Cet écart compte parce qu'une décision américaine large en faveur d'OpenAI régirait toute entreprise d'IA construite et entraînée principalement aux États-Unis, quelle que soit l'opposition formulée par un éditeur français ou européen, dès lors que les données d'entraînement sont passées par un miroir hébergé aux États-Unis, un partenaire de syndication ou un agrégateur de données hors de la juridiction de l'UE. Une opposition européenne protège face à une entreprise d'IA basée dans l'UE en vertu du droit européen ; elle ne suit pas automatiquement le même article jusque dans un jeu de données construit par une entreprise américaine en vertu du droit américain.

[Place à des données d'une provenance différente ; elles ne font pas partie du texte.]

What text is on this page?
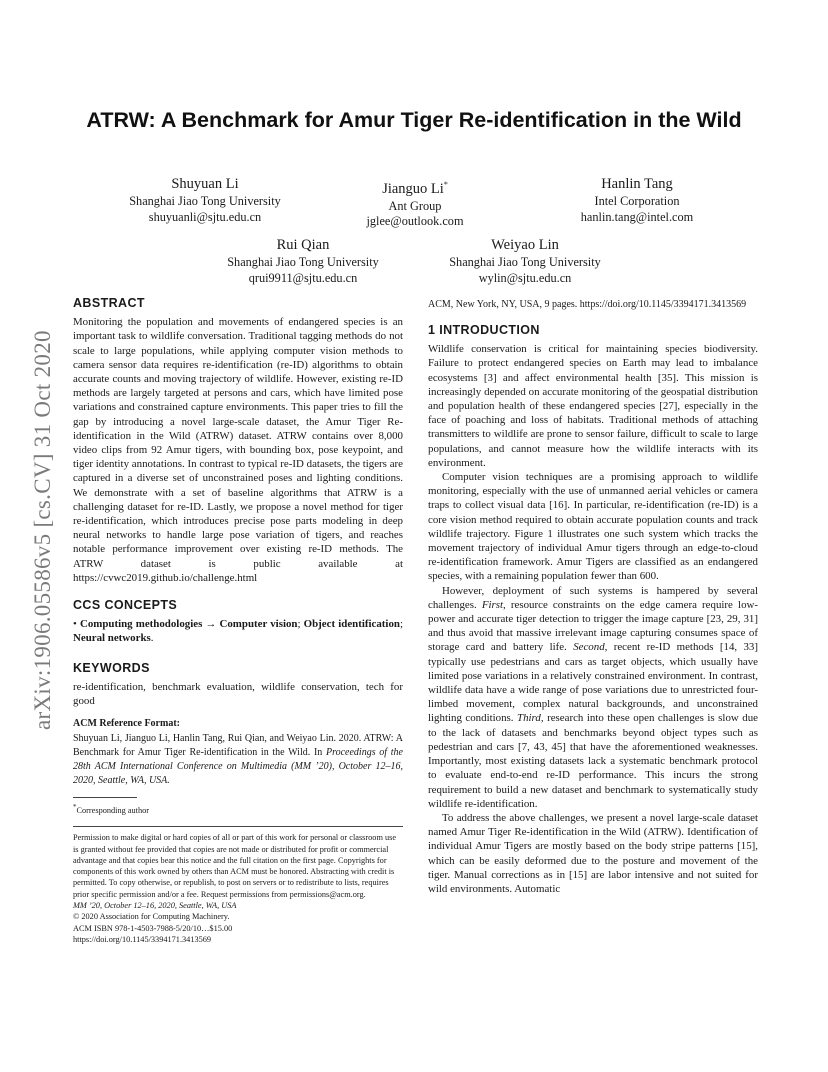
arXiv:1906.05586v5 [cs.CV] 31 Oct 2020
ATRW: A Benchmark for Amur Tiger Re-identification in the Wild
Shuyuan Li
Shanghai Jiao Tong University
shuyuanli@sjtu.edu.cn
Jianguo Li*
Ant Group
jglee@outlook.com
Hanlin Tang
Intel Corporation
hanlin.tang@intel.com
Rui Qian
Shanghai Jiao Tong University
qrui9911@sjtu.edu.cn
Weiyao Lin
Shanghai Jiao Tong University
wylin@sjtu.edu.cn
ABSTRACT

Monitoring the population and movements of endangered species is an important task to wildlife conversation. Traditional tagging methods do not scale to large populations, while applying computer vision methods to camera sensor data requires re-identification (re-ID) algorithms to obtain accurate counts and moving trajectory of wildlife. However, existing re-ID methods are largely targeted at persons and cars, which have limited pose variations and constrained capture environments. This paper tries to fill the gap by introducing a novel large-scale dataset, the Amur Tiger Re-identification in the Wild (ATRW) dataset. ATRW contains over 8,000 video clips from 92 Amur tigers, with bounding box, pose keypoint, and tiger identity annotations. In contrast to typical re-ID datasets, the tigers are captured in a diverse set of unconstrained poses and lighting conditions. We demonstrate with a set of baseline algorithms that ATRW is a challenging dataset for re-ID. Lastly, we propose a novel method for tiger re-identification, which introduces precise pose parts modeling in deep neural networks to handle large pose variation of tigers, and reaches notable performance improvement over existing re-ID methods. The ATRW dataset is public available at https://cvwc2019.github.io/challenge.html

CCS CONCEPTS

• Computing methodologies → Computer vision; Object identification; Neural networks.

KEYWORDS

re-identification, benchmark evaluation, wildlife conservation, tech for good

ACM Reference Format:

Shuyuan Li, Jianguo Li, Hanlin Tang, Rui Qian, and Weiyao Lin. 2020. ATRW: A Benchmark for Amur Tiger Re-identification in the Wild. In Proceedings of the 28th ACM International Conference on Multimedia (MM ’20), October 12–16, 2020, Seattle, WA, USA.

*Corresponding author
Permission to make digital or hard copies of all or part of this work for personal or classroom use is granted without fee provided that copies are not made or distributed for profit or commercial advantage and that copies bear this notice and the full citation on the first page. Copyrights for components of this work owned by others than ACM must be honored. Abstracting with credit is permitted. To copy otherwise, or republish, to post on servers or to redistribute to lists, requires prior specific permission and/or a fee. Request permissions from permissions@acm.org.
MM ’20, October 12–16, 2020, Seattle, WA, USA
© 2020 Association for Computing Machinery.
ACM ISBN 978-1-4503-7988-5/20/10…$15.00
https://doi.org/10.1145/3394171.3413569

ACM, New York, NY, USA, 9 pages. https://doi.org/10.1145/3394171.3413569

1 INTRODUCTION

Wildlife conservation is critical for maintaining species biodiversity. Failure to protect endangered species on Earth may lead to imbalance ecosystems [3] and affect environmental health [35]. This mission is increasingly depended on accurate monitoring of the geospatial distribution and population health of these endangered species [27], especially in the face of poaching and loss of habitats. Traditional methods of attaching transmitters to wildlife are prone to sensor failure, difficult to scale to large populations, and cannot measure how the wildlife interacts with its environment.

Computer vision techniques are a promising approach to wildlife monitoring, especially with the use of unmanned aerial vehicles or camera traps to collect visual data [16]. In particular, re-identification (re-ID) is a core vision method required to obtain accurate population counts and track wildlife trajectory. Figure 1 illustrates one such system which tracks the movement trajectory of individual Amur tigers through an edge-to-cloud re-identification framework. Amur Tigers are classified as an endangered species, with a remaining population fewer than 600.

However, deployment of such systems is hampered by several challenges. First, resource constraints on the edge camera require low-power and accurate tiger detection to trigger the image capture [23, 29, 31] and thus avoid that massive irrelevant image capturing consumes space of storage card and battery life. Second, recent re-ID methods [14, 33] typically use pedestrians and cars as target objects, which usually have limited pose variations in a relatively constrained environment. In contrast, wildlife data have a wide range of pose variations due to unrestricted four-limbed movement, complex natural backgrounds, and unconstrained lighting conditions. Third, research into these open challenges is slow due to the lack of datasets and benchmarks beyond object types such as pedestrian and cars [7, 43, 45] that have the aforementioned weaknesses. Importantly, most existing datasets lack a systematic benchmark protocol to evaluate end-to-end re-ID performance. This incurs the strong requirement to build a new dataset and benchmark to systematically study wildlife re-identification.

To address the above challenges, we present a novel large-scale dataset named Amur Tiger Re-identification in the Wild (ATRW). Identification of individual Amur Tigers are mostly based on the body stripe patterns [15], which can be easily deformed due to the posture and movement of the tiger. Manual corrections as in [15] are labor intensive and not suited for wild environments. Automatic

Ce Qu'un Éditeur de l'UE ou du Royaume-Uni Devrait Vérifier Cette Semaine

Une décision américaine favorable au fair use ne réécrira pas le droit d'auteur de l'UE ou du Royaume-Uni, mais elle changera le pouvoir de négociation des éditeurs européens le jour où ces mêmes laboratoires d'IA se présenteront avec une offre de licence plutôt qu'un procès. Le mémoire du DOJ donne un aperçu de l'argument que les avocats d'OpenAI répéteront dans chaque autre litige sur l'entraînement de l'IA encore en cours, y compris ceux qui finiront par arriver devant des tribunaux européens selon des règles différentes.

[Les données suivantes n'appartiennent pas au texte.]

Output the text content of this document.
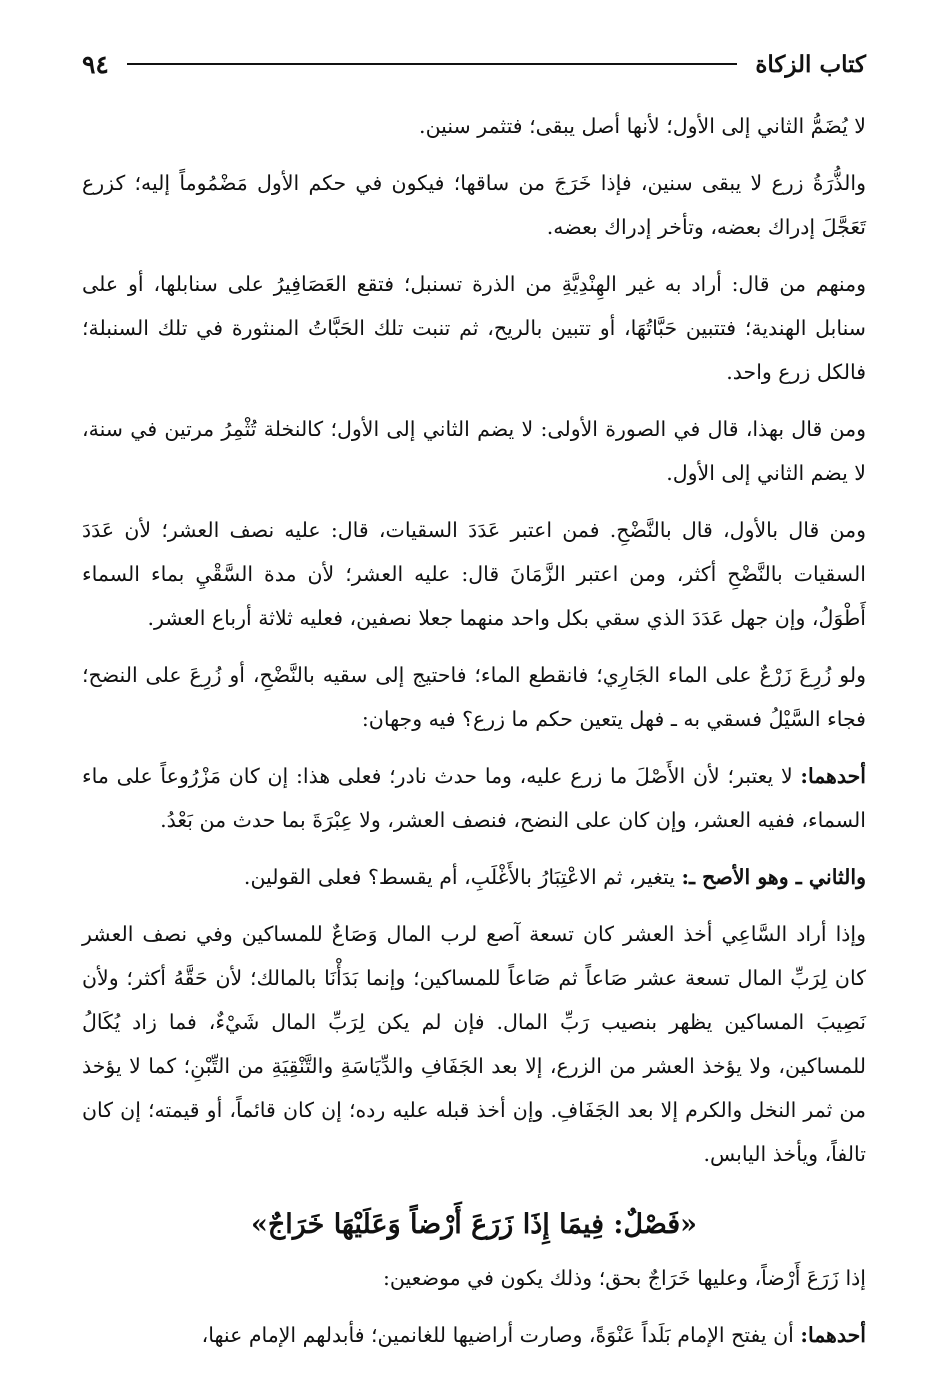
كتاب الزكاة
٩٤

لا يُضَمُّ الثاني إلى الأول؛ لأنها أصل يبقى؛ فتثمر سنين.

والذُّرَةُ زرع لا يبقى سنين، فإذا خَرَجَ من ساقها؛ فيكون في حكم الأول مَضْمُوماً إليه؛ كزرع تَعَجَّلَ إدراك بعضه، وتأخر إدراك بعضه.

ومنهم من قال: أراد به غير الهِنْدِيَّةِ من الذرة تسنبل؛ فتقع العَصَافِيرُ على سنابلها، أو على سنابل الهندية؛ فتتبين حَبَّاتُهَا، أو تتبين بالريح، ثم تنبت تلك الحَبَّاتُ المنثورة في تلك السنبلة؛ فالكل زرع واحد.

ومن قال بهذا، قال في الصورة الأولى: لا يضم الثاني إلى الأول؛ كالنخلة تُثْمِرُ مرتين في سنة، لا يضم الثاني إلى الأول.

ومن قال بالأول، قال بالنَّضْحِ. فمن اعتبر عَدَدَ السقيات، قال: عليه نصف العشر؛ لأن عَدَدَ السقيات بالنَّضْحِ أكثر، ومن اعتبر الزَّمَانَ قال: عليه العشر؛ لأن مدة السَّقْيِ بماء السماء أَطْوَلُ، وإن جهل عَدَدَ الذي سقي بكل واحد منهما جعلا نصفين، فعليه ثلاثة أرباع العشر.

ولو زُرِعَ زَرْعٌ على الماء الجَارِي؛ فانقطع الماء؛ فاحتيج إلى سقيه بالنَّضْحِ، أو زُرِعَ على النضح؛ فجاء السَّيْلُ فسقي به ـ فهل يتعين حكم ما زرع؟ فيه وجهان:

أحدهما: لا يعتبر؛ لأن الأَصْلَ ما زرع عليه، وما حدث نادر؛ فعلى هذا: إن كان مَزْرُوعاً على ماء السماء، ففيه العشر، وإن كان على النضح، فنصف العشر، ولا عِبْرَةَ بما حدث من بَعْدُ.

والثاني ـ وهو الأصح ـ: يتغير، ثم الاعْتِبَارُ بالأَغْلَبِ، أم يقسط؟ فعلى القولين.

وإذا أراد السَّاعِي أخذ العشر كان تسعة آصع لرب المال وَصَاعٌ للمساكين وفي نصف العشر كان لِرَبِّ المال تسعة عشر صَاعاً ثم صَاعاً للمساكين؛ وإنما بَدَأْنَا بالمالك؛ لأن حَقَّهُ أكثر؛ ولأن نَصِيبَ المساكين يظهر بنصيب رَبِّ المال. فإن لم يكن لِرَبِّ المال شَيْءٌ، فما زاد يُكَالُ للمساكين، ولا يؤخذ العشر من الزرع، إلا بعد الجَفَافِ والدِّيَاسَةِ والتَّنْقِيَةِ من التِّبْنِ؛ كما لا يؤخذ من ثمر النخل والكرم إلا بعد الجَفَافِ. وإن أخذ قبله عليه رده؛ إن كان قائماً، أو قيمته؛ إن كان تالفاً، ويأخذ اليابس.

«فَصْلٌ: فِيمَا إِذَا زَرَعَ أَرْضاً وَعَلَيْهَا خَرَاجٌ»

إذا زَرَعَ أَرْضاً، وعليها خَرَاجٌ بحق؛ وذلك يكون في موضعين:

أحدهما: أن يفتح الإمام بَلَداً عَنْوَةً، وصارت أراضيها للغانمين؛ فأبدلهم الإمام عنها،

Deux choses méritent d'être vérifiées dès maintenant, pas après qu'une décision tombe : si l'opposition à la fouille de textes et de données d'un titre de presse est réellement mise en œuvre dans un format lisible par machine que les robots d'indexation respectent, et pas seulement affichée sur une page web, et si les contrats de syndication ou d'agence excluent déjà expressément les droits d'entraînement de l'IA, ce qu'une décision américaine pourrait sinon rendre sans effet pratique. Le juge Stein n'a pas encore fixé de date de décision ; le mémoire du DOJ est consultatif, et l'affaire reste ouverte.